On August 9, 2001, while working with the show's writers, Carey fell ill with chest pains and had to be taken to the hospital by ambulance. The following day, he underwent an angioplasty to help clear a blocked artery. Production on the show continued while Carey recovered and filming on the episode was due to start during the week commencing August 13, 2001. Executive producer Bruce Helford told Richard Huff of the Daily News that some things had to be moved around to accommodate Carey's absence, such as the music sequences, which had to be shot without Carey. Helford added that Carey's planned appearance in a dance number could not be shot until the comedian received the okay from his doctor. Carey returned to work two weeks later and the episode was eventually filmed on August 20, 2001.

"Drew Carey's Back-to-School Rock 'n' Roll Comedy Hour" featured guest appearances from actresses Amanda Bynes and Jenny McCarthy. In addition to Uncle Kracker, music performances also came from Sugar Ray and The Peter Frampton Band. Country music group SHeDAISY sang a re-mixed version of their song "I Will… But". Rock band Smash Mouth also filmed an appearance, performing their track "Pacific Coast Party". The band's vocalist Steve Harwell commented, "That was fun. That appearance, and a few lines in the film Rat Race, rekindled a childhood dream. I always said I wanted to be either a rock star or a comedian or an actor."

==Reception==
In its original broadcast, "Drew Carey's Back-to-School Rock 'n' Roll Comedy Hour" finished 52nd in the ratings for the week of September 24–30, 2001, with a 4.8 rating/8 share among households with televisions. It was seen by a total of 10 million viewers, which made it the lowest season opener for the show and a significant decrease from the previous season's average audience of 12.8 million. The Washington Post's Lisa de Moraes reported that the show lost a large percent of its lead-in audience and commented "It also has absolutely no excuse for the lousy number, since it debuted opposite squat on the other networks."

The Charleston Daily Mail's Kevin McDonough chose the episode as a television "Highlight" for September 26, 2001. While a journalist named it the day's "Best Bet". A reporter for the Beaver County Times chose the repeat of the episode as their Highlight of the day on September 4, 2002, noting that it featured "a less-weighty Drew". A writer for Ain't It Cool News enjoyed the episode, giving it a maximum of five stars.

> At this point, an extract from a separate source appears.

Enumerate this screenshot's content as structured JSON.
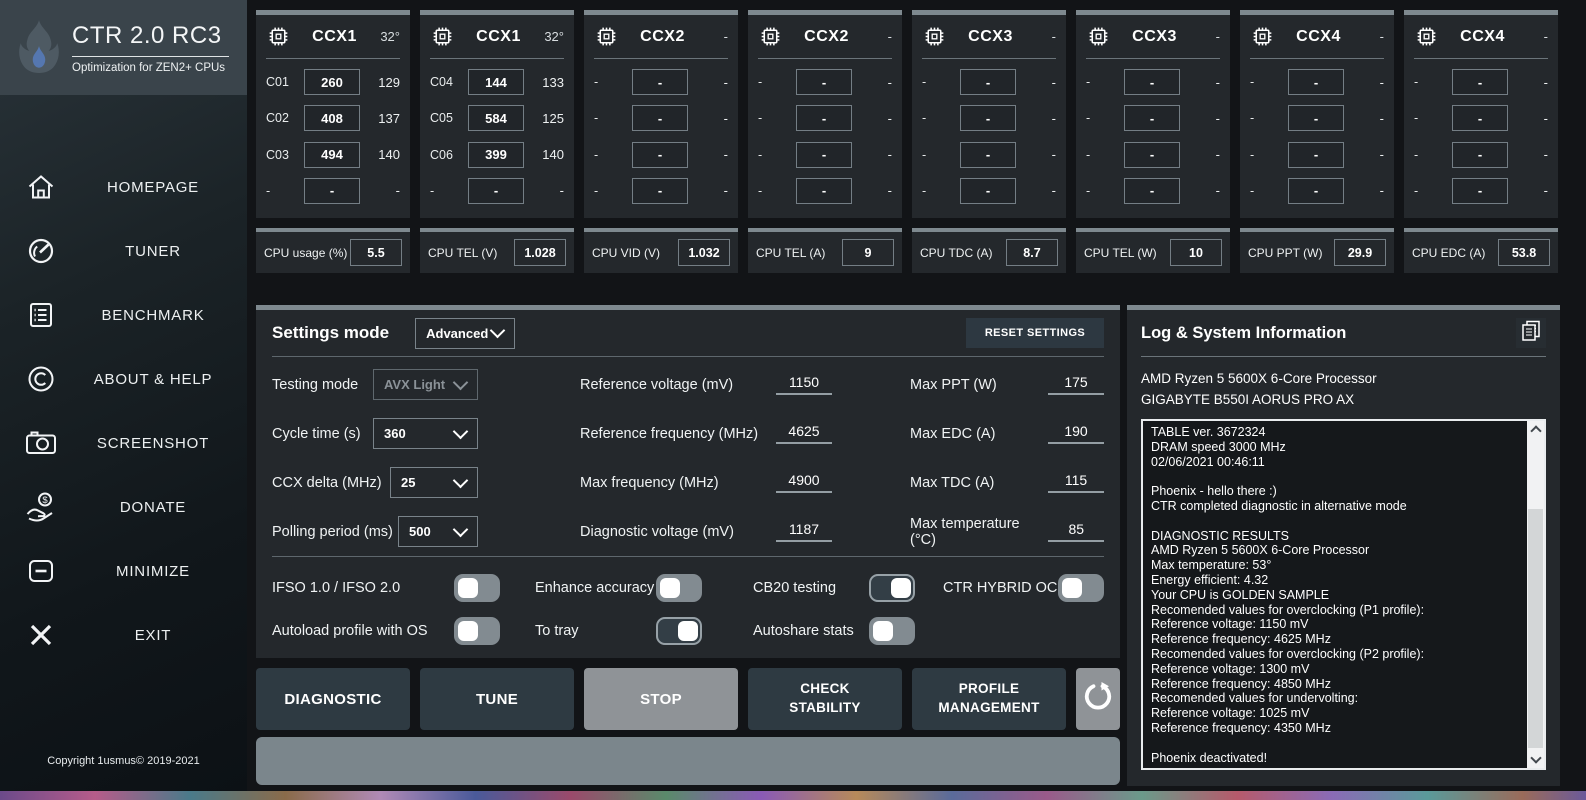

The writer observed that it was not a typical episode, calling it "bizarre". They praised Stiles and Bader for their skit during the SHeDAISY performance, and they said "but more than that, the entire cast just kills! The writing, the acting, all are just hilarious." The writer added that the musical performances were the only thing from stopping the episode from being perfect, as they were not quite as good as the performances featured on Saturday Night Live or similar shows.

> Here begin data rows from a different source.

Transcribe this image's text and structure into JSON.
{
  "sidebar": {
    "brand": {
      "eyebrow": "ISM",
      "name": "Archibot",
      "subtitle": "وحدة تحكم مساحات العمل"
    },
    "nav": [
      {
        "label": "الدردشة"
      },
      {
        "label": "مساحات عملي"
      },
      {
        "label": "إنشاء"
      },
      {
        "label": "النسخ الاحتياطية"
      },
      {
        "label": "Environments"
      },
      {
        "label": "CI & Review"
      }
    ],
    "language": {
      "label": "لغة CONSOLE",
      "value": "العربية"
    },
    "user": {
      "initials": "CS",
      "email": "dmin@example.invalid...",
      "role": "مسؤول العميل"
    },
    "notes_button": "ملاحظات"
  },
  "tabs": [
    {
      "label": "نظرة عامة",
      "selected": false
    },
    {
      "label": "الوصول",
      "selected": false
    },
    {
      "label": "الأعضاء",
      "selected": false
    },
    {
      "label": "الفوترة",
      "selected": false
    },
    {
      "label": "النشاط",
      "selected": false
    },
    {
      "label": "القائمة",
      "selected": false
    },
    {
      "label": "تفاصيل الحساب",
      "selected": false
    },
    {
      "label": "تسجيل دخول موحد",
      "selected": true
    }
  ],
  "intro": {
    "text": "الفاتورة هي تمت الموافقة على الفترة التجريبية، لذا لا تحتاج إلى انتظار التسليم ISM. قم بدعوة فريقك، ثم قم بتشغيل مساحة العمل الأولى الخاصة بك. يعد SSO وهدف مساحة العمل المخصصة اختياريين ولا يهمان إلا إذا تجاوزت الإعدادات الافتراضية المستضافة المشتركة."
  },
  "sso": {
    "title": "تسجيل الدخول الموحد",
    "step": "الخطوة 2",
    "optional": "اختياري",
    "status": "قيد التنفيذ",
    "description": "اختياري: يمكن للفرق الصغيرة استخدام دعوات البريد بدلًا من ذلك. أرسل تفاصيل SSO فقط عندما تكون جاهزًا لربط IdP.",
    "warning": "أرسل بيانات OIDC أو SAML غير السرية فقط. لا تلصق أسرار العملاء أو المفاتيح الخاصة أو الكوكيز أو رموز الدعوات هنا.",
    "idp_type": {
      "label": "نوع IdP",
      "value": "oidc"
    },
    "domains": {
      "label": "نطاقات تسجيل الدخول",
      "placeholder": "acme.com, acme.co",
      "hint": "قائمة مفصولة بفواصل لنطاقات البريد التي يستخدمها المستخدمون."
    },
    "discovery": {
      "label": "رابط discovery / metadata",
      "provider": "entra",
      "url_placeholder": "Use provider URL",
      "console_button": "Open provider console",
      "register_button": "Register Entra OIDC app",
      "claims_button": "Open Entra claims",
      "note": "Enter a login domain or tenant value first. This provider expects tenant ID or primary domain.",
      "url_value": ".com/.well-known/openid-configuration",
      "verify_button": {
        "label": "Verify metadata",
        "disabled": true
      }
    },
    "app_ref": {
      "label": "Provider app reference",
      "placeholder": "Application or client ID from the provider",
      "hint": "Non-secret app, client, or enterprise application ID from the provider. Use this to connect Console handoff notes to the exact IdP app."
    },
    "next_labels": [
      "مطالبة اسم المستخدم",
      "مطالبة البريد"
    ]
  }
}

M.J. Wilde of The Augusta Chronicle noted, "Drew pumps up the volume in an hourlong season premiere that departs the format," and added, "You go, boy." Lisa Bettinger from BG News enjoyed the music performances and graded them a B−, saying that they were "worth watching". However, she disliked the episode's comedy sketches, giving them a C−. She said "The skits were odd and there was no cohesion to them, except for the fact that they were all related to going back to school. After a few minutes of bad sketches, I decided to go over to VH1 and watch a repeat of Behind the Music or something like that. Anything was better than what this episode of Drew Carey had to offer."

The sound editors for the episode earned a nomination for Best Sound Editing in Television – Music, Episodic Live Action at the 49th Golden Reel Awards, presented by the Motion Picture Sound Editors.